The Temple Is Us

6 min read

9 Within your temple, O God, we meditate on your unfailing love.

10 Like your name, O God, your praise reaches to the ends of the earth; your right hand is filled with righteousness.

— Psalm 48:9-10

The New Testament corrects the Jewish misunderstanding about the temple of God. And so Christians today tend to understand the that the temple of God is the believer (actually, Christ in the believer). But that is not quite right, either. That understanding of the temple of God as the believer has been influenced by “the expressive individualism of modern culture” (Tim Keller).

In other words, people today tend to read and understand the Bible with respect to their individual selves, the “me, myself, and I.”

But the apostle Paul refers to the local church as the temple of God (1 Corinthians 3:16-17). And Paul is not referring to the church as a building or an institution; he is not referring to the church as an individual, either. Most of the time, Paul is referring to the church as the people of God—the community of believers who are bound together by their covenant of faith in Christ Jesus.
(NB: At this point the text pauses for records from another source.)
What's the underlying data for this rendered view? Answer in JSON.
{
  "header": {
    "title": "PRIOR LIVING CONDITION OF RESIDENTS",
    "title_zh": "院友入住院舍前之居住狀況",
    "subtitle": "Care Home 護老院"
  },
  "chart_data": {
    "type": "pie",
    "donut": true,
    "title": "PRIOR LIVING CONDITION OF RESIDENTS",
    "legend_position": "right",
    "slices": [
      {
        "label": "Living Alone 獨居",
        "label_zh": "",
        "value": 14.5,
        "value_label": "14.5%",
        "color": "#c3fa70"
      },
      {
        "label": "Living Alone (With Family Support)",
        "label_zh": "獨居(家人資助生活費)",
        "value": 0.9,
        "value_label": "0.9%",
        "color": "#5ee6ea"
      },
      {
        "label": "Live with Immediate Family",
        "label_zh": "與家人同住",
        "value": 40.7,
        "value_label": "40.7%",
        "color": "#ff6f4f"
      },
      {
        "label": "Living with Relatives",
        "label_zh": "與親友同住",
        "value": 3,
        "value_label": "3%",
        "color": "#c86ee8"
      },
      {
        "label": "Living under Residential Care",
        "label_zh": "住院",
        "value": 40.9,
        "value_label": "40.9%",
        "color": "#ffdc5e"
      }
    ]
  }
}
The presence of God is in that “temple.” The presence of God is in that community of believers—the local church.

Of course, the presence of God is in the individual believer through the Holy Spirit, too. But the Bible doesn’t really talk about that so much. Most of the time, the Bible is talking to the community about the community. And that’s really important, because if we don’t get that, we will misread the Bible.

And maybe it is because Christians are a sinful and broken people too that even theologians have tended to emphasize the significance of the universal (big “C”) Church over the local church. But it is in and through the local church that the plan and the purpose of God in Christ Jesus unfolds in our daily lives and in this world.

And so, it is a bit mind-blowing that these two verses should capture the nature of the relationship between us (as individuals), us (as a local church community), us (as the universal Church), and God so completely.

It is in the community of believers that we as individuals come to understand how wide and long and high and deep is the love of God in Christ Jesus (Ephesians 3:18) and learn to love one another as the Body of Christ (Ephesians 4:11-16). And the result of God’s work in us is that we grow and mature to fill the earth with the glory of God in Jesus’s name, through God-fearing, God-honoring, God-worshiping, God-loving communities and families—the church.

God’s right hand is filled with righteousness. God’s right hand is Christ. God’s right hand is the Body of Christ—the local church.

Father, as far as the heavens are above the earth, Your ways are higher than our ways, Your thoughts than our thoughts. Help us not to get caught up in the unknowable things that You do. But help us to live and to love here and now to build up Your kingdom, Your church, GCC and Canvas, and our families. Use us to encourage and not to discourage, to bless and not to curse, to build up and not to tear down. In Jesus’s name. Amen.